I watched my husband’s two grown nephews and his older brother all head down the stairs of the family beach house late last night, laughing, smiling, saying happy words of thanks for a fun evening, just after other families left doing the same, and I couldn’t help but think of how far I have come. Really, may I brag here a little? This same beach house is the scene of uncomfortable family gatherings, that is with my family, years ago where Mom and Dad would preside over stiff dinners and measured discussions about serious matters of importance. But never raucous good fun like we had last night. Thank you dear beach house you have fulfilled my dreams.

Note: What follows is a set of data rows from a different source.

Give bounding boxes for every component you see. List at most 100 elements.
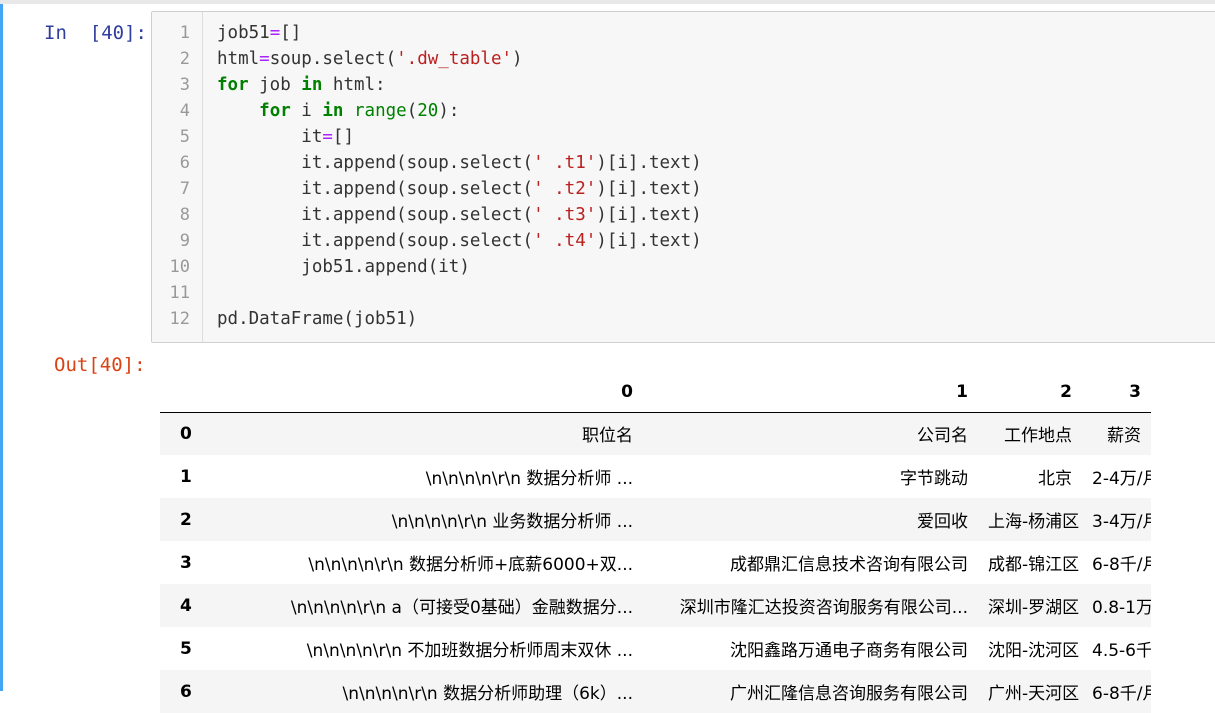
code-token: = xyxy=(269,23,281,43)
line-number: 12 xyxy=(169,309,190,329)
code-line-4: for i in range(20): xyxy=(217,101,459,121)
code-line-12: pd.DataFrame(job51) xyxy=(217,309,418,329)
table-cell: 成都鼎汇信息技术咨询有限公司 xyxy=(730,555,968,575)
table-cell: 工作地点 xyxy=(1004,426,1072,447)
table-cell: \n\n\n\n\r\n 数据分析师+底薪6000+双... xyxy=(308,555,633,575)
column-header: 2 xyxy=(978,372,1082,413)
code-line-3: for job in html: xyxy=(217,75,386,95)
code-token: ): xyxy=(438,101,460,121)
line-number: 6 xyxy=(179,153,190,173)
code-token: job51 xyxy=(217,23,270,43)
code-token: '.dw_table' xyxy=(396,49,513,69)
line-number: 5 xyxy=(179,127,190,147)
table-cell: 0.8-1万/月 xyxy=(1092,598,1151,618)
line-number: 11 xyxy=(169,283,190,303)
table-cell: 爱回收 xyxy=(917,512,968,532)
table-row: 5 \n\n\n\n\r\n 不加班数据分析师周末双休 ... 沈阳鑫路万通电子… xyxy=(160,627,1151,670)
input-prompt: In [40]: xyxy=(44,22,147,44)
line-number: 7 xyxy=(179,179,190,199)
code-token: )[i].text) xyxy=(596,153,702,173)
table-cell: 深圳-罗湖区 xyxy=(988,598,1080,618)
code-token: in xyxy=(301,75,323,95)
code-token: it.append(soup.select( xyxy=(217,153,534,173)
code-line-1: job51=[] xyxy=(217,23,301,43)
code-token: ' .t3' xyxy=(533,205,597,225)
code-token: it xyxy=(217,127,323,147)
row-index: 5 xyxy=(180,638,192,659)
code-token: = xyxy=(259,49,270,69)
table-cell: \n\n\n\n\r\n 不加班数据分析师周末双休 ... xyxy=(306,641,633,661)
code-token: html: xyxy=(322,75,386,95)
code-token: ( xyxy=(406,101,418,121)
table-cell: 3-4万/月 xyxy=(1092,512,1151,532)
index-header xyxy=(160,372,210,413)
code-line-8: it.append(soup.select(' .t3')[i].text) xyxy=(217,205,701,225)
table-cell: 沈阳-沈河区 xyxy=(988,641,1080,661)
table-row: 3 \n\n\n\n\r\n 数据分析师+底薪6000+双... 成都鼎汇信息技… xyxy=(160,541,1151,584)
code-token: )[i].text) xyxy=(596,179,702,199)
table-cell: 北京 xyxy=(1038,469,1072,489)
table-cell: 广州汇隆信息咨询服务有限公司 xyxy=(730,684,968,704)
line-number: 1 xyxy=(179,23,190,43)
code-token: = xyxy=(322,127,333,147)
column-header: 0 xyxy=(210,372,643,413)
row-index: 6 xyxy=(180,681,192,702)
dataframe-header-row: 0 1 2 3 xyxy=(160,372,1151,413)
code-line-9: it.append(soup.select(' .t4')[i].text) xyxy=(217,231,702,251)
table-cell: 薪资 xyxy=(1107,426,1141,447)
table-cell: 广州-天河区 xyxy=(988,684,1080,704)
line-number: 2 xyxy=(179,49,190,69)
column-header: 1 xyxy=(643,372,978,413)
line-number: 8 xyxy=(179,205,190,225)
dataframe-table: 0 1 2 3 0 职位名 公司名 工作地点 薪资 1 \n\n\n\n\r\n… xyxy=(160,372,1151,713)
table-cell: 上海-杨浦区 xyxy=(988,512,1080,532)
table-row: 1 \n\n\n\n\r\n 数据分析师 ... 字节跳动 北京 2-4万/月 xyxy=(160,455,1151,498)
column-header: 3 xyxy=(1082,372,1151,413)
code-line-7: it.append(soup.select(' .t2')[i].text) xyxy=(217,179,702,199)
code-token: )[i].text) xyxy=(596,231,702,251)
code-token: 20 xyxy=(417,101,439,121)
dataframe-output: 0 1 2 3 0 职位名 公司名 工作地点 薪资 1 \n\n\n\n\r\n… xyxy=(160,372,1151,713)
code-token: it.append(soup.select( xyxy=(217,231,534,251)
code-token: range xyxy=(354,101,407,121)
code-token: [] xyxy=(332,127,354,147)
code-line-2: html=soup.select('.dw_table') xyxy=(217,49,523,69)
row-index: 2 xyxy=(180,509,192,530)
table-cell: 职位名 xyxy=(582,426,633,447)
code-token: [] xyxy=(280,23,302,43)
table-cell: 6-8千/月 xyxy=(1092,684,1151,704)
code-token: soup.select( xyxy=(269,49,397,69)
code-token: ' .t1' xyxy=(533,153,597,173)
code-line-10: job51.append(it) xyxy=(217,257,470,277)
line-number: 9 xyxy=(179,231,190,251)
code-token: html xyxy=(217,49,260,69)
line-number-gutter: 1 2 3 4 5 6 7 8 9 10 11 12 xyxy=(152,12,203,342)
table-row: 4 \n\n\n\n\r\n a（可接受0基础）金融数据分... 深圳市隆汇达投… xyxy=(160,584,1151,627)
table-cell: \n\n\n\n\r\n a（可接受0基础）金融数据分... xyxy=(290,598,633,618)
table-cell: 4.5-6千/月 xyxy=(1092,641,1151,661)
table-cell: \n\n\n\n\r\n 数据分析师助理（6k）... xyxy=(342,684,633,704)
code-cell-input[interactable]: 1 2 3 4 5 6 7 8 9 10 11 12 job51=[] html… xyxy=(151,11,1215,343)
table-cell: 公司名 xyxy=(917,426,968,447)
line-number: 3 xyxy=(179,75,190,95)
table-cell: 字节跳动 xyxy=(900,469,968,489)
row-index: 3 xyxy=(180,552,192,573)
code-token: ' .t4' xyxy=(533,231,597,251)
code-line-6: it.append(soup.select(' .t1')[i].text) xyxy=(217,153,702,173)
notebook-top-border xyxy=(0,0,1215,4)
code-token: it.append(soup.select( xyxy=(217,179,534,199)
line-number: 10 xyxy=(169,257,190,277)
code-token: i xyxy=(290,101,323,121)
row-index: 1 xyxy=(180,466,192,487)
table-cell: 6-8千/月 xyxy=(1092,555,1151,575)
code-token: ) xyxy=(512,49,523,69)
code-token: for xyxy=(259,101,291,121)
code-token: it.append(soup.select( xyxy=(217,205,534,225)
code-line-5: it=[] xyxy=(217,127,354,147)
table-row: 6 \n\n\n\n\r\n 数据分析师助理（6k）... 广州汇隆信息咨询服务… xyxy=(160,670,1151,713)
code-token: ' .t2' xyxy=(533,179,597,199)
output-prompt: Out[40]: xyxy=(54,354,146,376)
table-cell: 成都-锦江区 xyxy=(988,555,1080,575)
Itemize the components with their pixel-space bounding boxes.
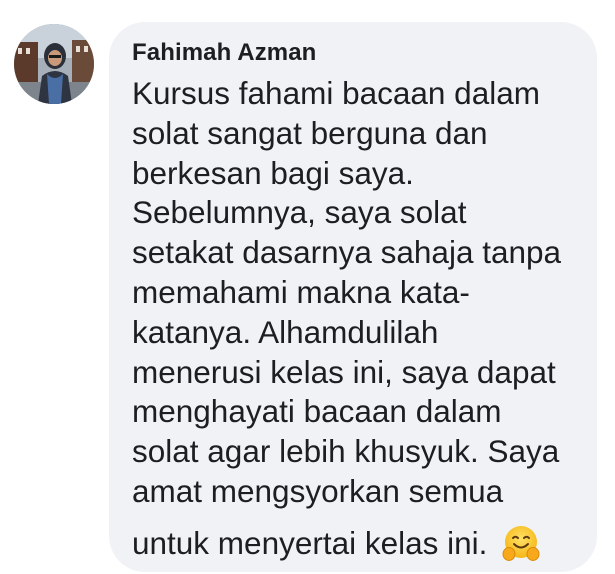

I can barely stand to remember this though because the difference between what this house used to offer and what it offers now is embarrassing. I was breaking six different family rules last night by having my husband’s family over for an-Ecuadorian themed evening to celebrate the return of our son from his year abroad, and to continue in the usual fashion that we do every year to celebrate being a family together, by eating, and drinking, and playing silly games, loving each other because we all know how, into the wee hours.
When my father left me in charge of the house when he died I promised myself it would be a house of fun and happiness, and cease to be a house that harbored the kind of ill feelings Mom and Dad were so unwittingly good at producing. There was a time when I had little clue how to have fun, or how to host a family gathering, or how to attract the family to gather around me and sit down for an evening to laugh and be silly and truly relax, until I met my husband’s family. Now this house echoes with the sounds of laughter and the walls flicker with shadows of smiles and joy. How lucky am I to have found a man whose family dovetailed so perfectly with my need to figure this out, and who are still here today, thirty years after I married him to keep it all going?
Sounds like you’re both pretty darn incredibly (insert expletive) lucky to have found one another, to have hung in there with one another, and indeed, to have become so delightfully intertwined, joy and struggles and all!